No ALTER action on the other nodes.
.559 .502 .446 .529 .543 .553 .533 .602 .458 <---- end of the alter locally
Once ALTER is complete on the local node (Primary) it is then executed (broadcast) to all the nodes participating in the cluster.
[ERROR 1205 (HY000) at line 1: Lock wait timeout exceeded; try restarting transaction <--- waiting for waiting for handler commit No INSERTS are allowed
But writes are suspended, waiting for:
37411 | root | localhost | windmills_s | Query | 19 | Waiting for table metadata lock | insert into windmills_test select null,uuid,millid,kwatts_s,date,location,active,time,strrecordtype
And eventually, it will timeout.
The other point is that any write hangs until the slowest node had applied the ALTER. It is important to note that all nodes, not only the PRIMARY, remain pending waiting for the slow node: the slowest drives all.
GR3:
11:01:28.649 48 system user windmills_s Query 171 altering table ALTER TABLE windmills_test ADD INDEX idx_1 (`uuid`,`active`), ALGORITHM=INPLACE, LOCK=NONE 11:01:29.674 48 system user windmills_s Query 172 waiting for handler commit ALTER TABLE windmills_test ADD INDEX idx_1 (`uuid`,`active`), ALGORITHM=INPLACE, LOCK=NONE
GR2:
Start 11:00:14.438 18 system user windmills_s Query 97 altering table ALTER TABLE windmills_test ADD INDEX idx_1 (`uuid`,`active`), ALGORITHM=INPLACE, LOCK=NONE Ends 11:02:00.107 18 system user windmills_s Query 203 altering table ALTER TABLE windmills_test ADD INDEX idx_1 (`uuid`,`active`), ALGORITHM=INPLACE, LOCK=NONE
Finally, when the last node in the GR cluster has applied the ALTER, the writes will resume, and the Replica node on DC2 will start its ALTER operation on PRIMARY first, then on the other nodes.
Summarizing:
- Writes are executed on Primary
- ALTER is executed on the Primary
- DDL does not impact the write operation and respects the not blocking directive.
- ALTER is completed on Primary and passed to all nodes
- Meta lock is raised on nodes
- ALL cluster waits for the slowest node to complete
- When all is done in the DC1 then the action is replicated to DC2
- Goto point 2
Conclusion
It seems that at the moment we have partial coverage of the online ddl feature when using group_replication.

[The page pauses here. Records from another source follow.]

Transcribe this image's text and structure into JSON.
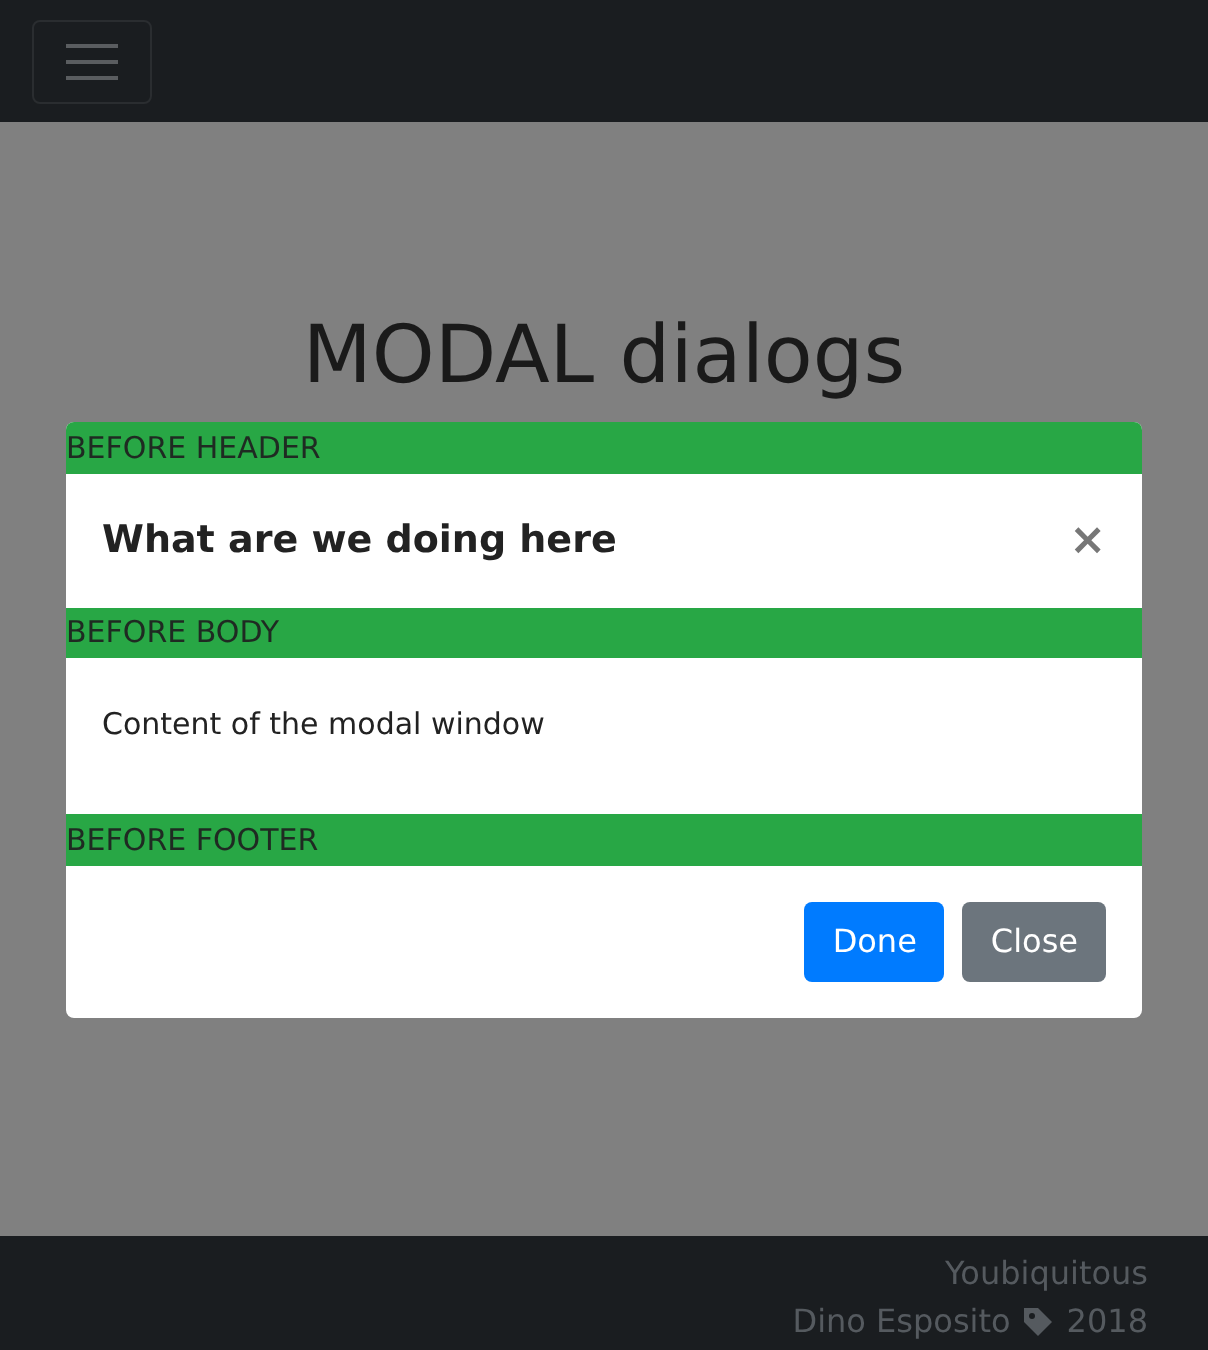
{
  "page": {
    "heading": "MODAL dialogs"
  },
  "modal": {
    "title": "What are we doing here",
    "close": "×",
    "body": "Content of the modal window",
    "markers": [
      "BEFORE HEADER",
      "BEFORE BODY",
      "BEFORE FOOTER"
    ],
    "buttons": [
      {
        "label": "Done",
        "kind": "primary"
      },
      {
        "label": "Close",
        "kind": "secondary"
      }
    ]
  },
  "footer": {
    "brand": "Youbiquitous",
    "author": "Dino Esposito",
    "year": "2018"
  }
}
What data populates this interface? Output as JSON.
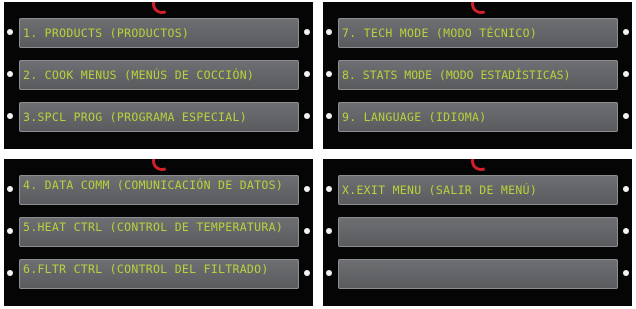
{
  "panels": [
    {
      "items": [
        {
          "label": "1. PRODUCTS (PRODUCTOS)"
        },
        {
          "label": "2. COOK MENUS (MENÚS DE COCCIÓN)"
        },
        {
          "label": "3.SPCL PROG (PROGRAMA ESPECIAL)"
        }
      ]
    },
    {
      "items": [
        {
          "label": "7. TECH MODE (MODO TÉCNICO)"
        },
        {
          "label": "8. STATS MODE (MODO ESTADÍSTICAS)"
        },
        {
          "label": "9. LANGUAGE (IDIOMA)"
        }
      ]
    },
    {
      "items": [
        {
          "label": "4. DATA COMM (COMUNICACIÓN DE DATOS)"
        },
        {
          "label": "5.HEAT CTRL (CONTROL DE TEMPERATURA)"
        },
        {
          "label": "6.FLTR CTRL (CONTROL DEL FILTRADO)"
        }
      ]
    },
    {
      "items": [
        {
          "label": "x.EXIT MENU (SALIR DE MENÚ)"
        },
        {
          "label": ""
        },
        {
          "label": ""
        }
      ]
    }
  ],
  "colors": {
    "screen_bg": "#050505",
    "button_bg": "#636568",
    "button_text": "#b7d23a",
    "logo_red": "#d2202a",
    "indicator_dot": "#f2f2f2"
  },
  "icons": {
    "logo": "brand-swoosh-icon",
    "side_buttons": "indicator-dot-icon"
  }
}
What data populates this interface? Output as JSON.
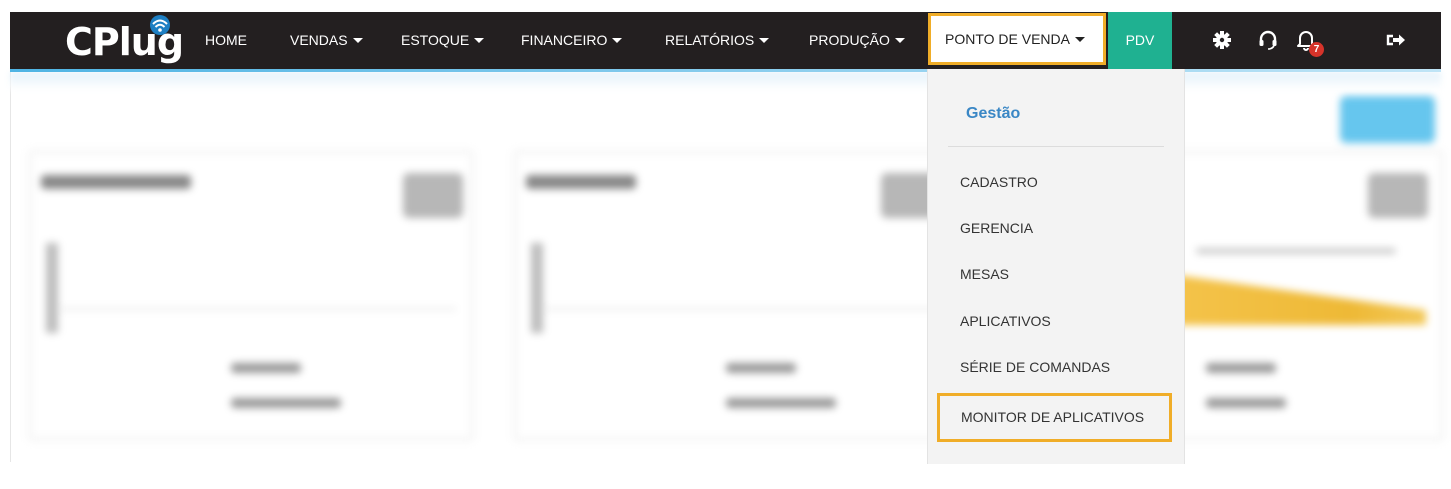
{
  "navbar": {
    "logo_text": "CPlug",
    "items": [
      {
        "label": "HOME",
        "has_caret": false
      },
      {
        "label": "VENDAS",
        "has_caret": true
      },
      {
        "label": "ESTOQUE",
        "has_caret": true
      },
      {
        "label": "FINANCEIRO",
        "has_caret": true
      },
      {
        "label": "RELATÓRIOS",
        "has_caret": true
      },
      {
        "label": "PRODUÇÃO",
        "has_caret": true
      },
      {
        "label": "PONTO DE VENDA",
        "has_caret": true,
        "active": true
      }
    ],
    "pdv_label": "PDV",
    "notification_count": "7",
    "icons": [
      "gear-icon",
      "headset-icon",
      "bell-icon",
      "logout-icon"
    ],
    "colors": {
      "background": "#231f20",
      "pdv": "#1fb191",
      "highlight": "#f0ad28",
      "badge": "#d6332a"
    }
  },
  "dropdown": {
    "header": "Gestão",
    "items": [
      "CADASTRO",
      "GERENCIA",
      "MESAS",
      "APLICATIVOS",
      "SÉRIE DE COMANDAS",
      "MONITOR DE APLICATIVOS"
    ],
    "highlighted_item": "MONITOR DE APLICATIVOS"
  }
}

Of course, to have to wait for the SECONDARY nodes is better and less impacting than to wait for PRIMARY first and then the SECONDARIES.
But it is confusing, given I was expecting to have either full online coverage (I had explicitly asked for that in the DDL command) or a message telling me it cannot be executed online. Of course, I would prefer to have FULL online coverage. ;0)
Keep in mind my setup was also pretty standard and that changing group_replication_consistency does not affect the outcome. But not sure I can classify this as a bug, more an unexpected undesirable behavior.